Involve the individual in the decorating process. You can use this to work on conversational skills. Talking about the colours, shapes, smell and sounds of decorations. Use this time generalise some of the skills they may have been learning in a formal school setting.

Be sure to have an area that is ‘Christmas free,’ the individual’s bedroom for instance. Households can become extremely busy environments over the festive period so having a familiar and quite environment that they can go to will help them to cope.

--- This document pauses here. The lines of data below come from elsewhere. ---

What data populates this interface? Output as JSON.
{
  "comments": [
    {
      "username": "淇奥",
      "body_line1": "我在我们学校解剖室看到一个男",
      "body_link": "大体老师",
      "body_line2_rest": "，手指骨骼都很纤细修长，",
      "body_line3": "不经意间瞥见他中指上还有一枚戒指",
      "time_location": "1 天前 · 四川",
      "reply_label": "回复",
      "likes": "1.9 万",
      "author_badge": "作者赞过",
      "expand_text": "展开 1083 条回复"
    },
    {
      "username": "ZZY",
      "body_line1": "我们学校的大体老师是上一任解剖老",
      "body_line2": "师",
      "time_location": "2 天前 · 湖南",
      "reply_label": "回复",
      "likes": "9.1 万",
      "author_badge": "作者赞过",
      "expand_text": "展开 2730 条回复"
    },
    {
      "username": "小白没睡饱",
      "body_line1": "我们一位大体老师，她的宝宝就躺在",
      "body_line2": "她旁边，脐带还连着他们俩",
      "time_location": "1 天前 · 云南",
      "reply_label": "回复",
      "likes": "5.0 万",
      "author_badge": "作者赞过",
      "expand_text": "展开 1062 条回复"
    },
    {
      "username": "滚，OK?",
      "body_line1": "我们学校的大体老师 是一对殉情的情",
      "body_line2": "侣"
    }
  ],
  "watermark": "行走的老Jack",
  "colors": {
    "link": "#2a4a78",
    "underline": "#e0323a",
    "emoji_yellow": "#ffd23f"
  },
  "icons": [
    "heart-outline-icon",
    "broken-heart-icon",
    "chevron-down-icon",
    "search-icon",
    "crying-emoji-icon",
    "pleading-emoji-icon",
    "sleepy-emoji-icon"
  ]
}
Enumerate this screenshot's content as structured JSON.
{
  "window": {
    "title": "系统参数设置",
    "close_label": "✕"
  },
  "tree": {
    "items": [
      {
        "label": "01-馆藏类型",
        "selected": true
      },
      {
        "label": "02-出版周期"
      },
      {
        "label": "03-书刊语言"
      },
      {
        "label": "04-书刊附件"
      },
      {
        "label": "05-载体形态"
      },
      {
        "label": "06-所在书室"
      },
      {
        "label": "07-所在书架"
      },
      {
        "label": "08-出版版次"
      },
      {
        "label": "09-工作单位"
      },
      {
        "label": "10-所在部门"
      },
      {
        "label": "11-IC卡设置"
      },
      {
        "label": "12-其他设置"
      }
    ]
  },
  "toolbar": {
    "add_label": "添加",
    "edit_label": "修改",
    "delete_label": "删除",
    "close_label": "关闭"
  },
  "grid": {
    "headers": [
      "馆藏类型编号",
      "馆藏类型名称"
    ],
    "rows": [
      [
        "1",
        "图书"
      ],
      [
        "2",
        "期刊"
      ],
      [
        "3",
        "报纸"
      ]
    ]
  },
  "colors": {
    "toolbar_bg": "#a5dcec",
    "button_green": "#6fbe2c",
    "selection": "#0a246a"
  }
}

Try to maintain your normal schedule for as long as possible. Think of all the changes going on in their daily routine (e.g. school), rapid changes across environments especially in the home could increase anxiety. Try to make changes gradual and plan for changes by creating a visual schedule for the holidays, be sure to include when regular activities such as school will resume. Ensure that the individual is part of creating the schedule as best as can be. Provide them with options of activities. Visuals can be pictorial. 

Ensure to use a ‘question mark’ or ‘zig-zag’ card to signal a change of plan.

Along with a visual schedule you should also create a Social Story. Social stories are short descriptions of a particular situations or events. Social Stories aim to answer the who, what, where, when, why and how of an event or activity. We particularly like this social story http://projectautism.org/blog/social-story-receiving-gifts-at-christmas.

On the big day try to keep your routine as best as possible, refer to your schedule to show when it’s time to open presents. Rather than physically guiding your loved one to open their presents you may want to have others open their ones first, so it can be modelled and use this as turn taking exercise. Allow them time to open the presents and don’t worry about hurrying them to open another gift. The gifts don’t all have to be open at once. You can even schedule different gift opening times if this will keep motivation high.

Most of all if you have behavioural interventions in place and keep on top of this to prevent from behavioural challenges. The idea of reinforcement-based strategies might seem like one extra thing amongst it all but behavioural intervention will be key for you to have a settled Christmas.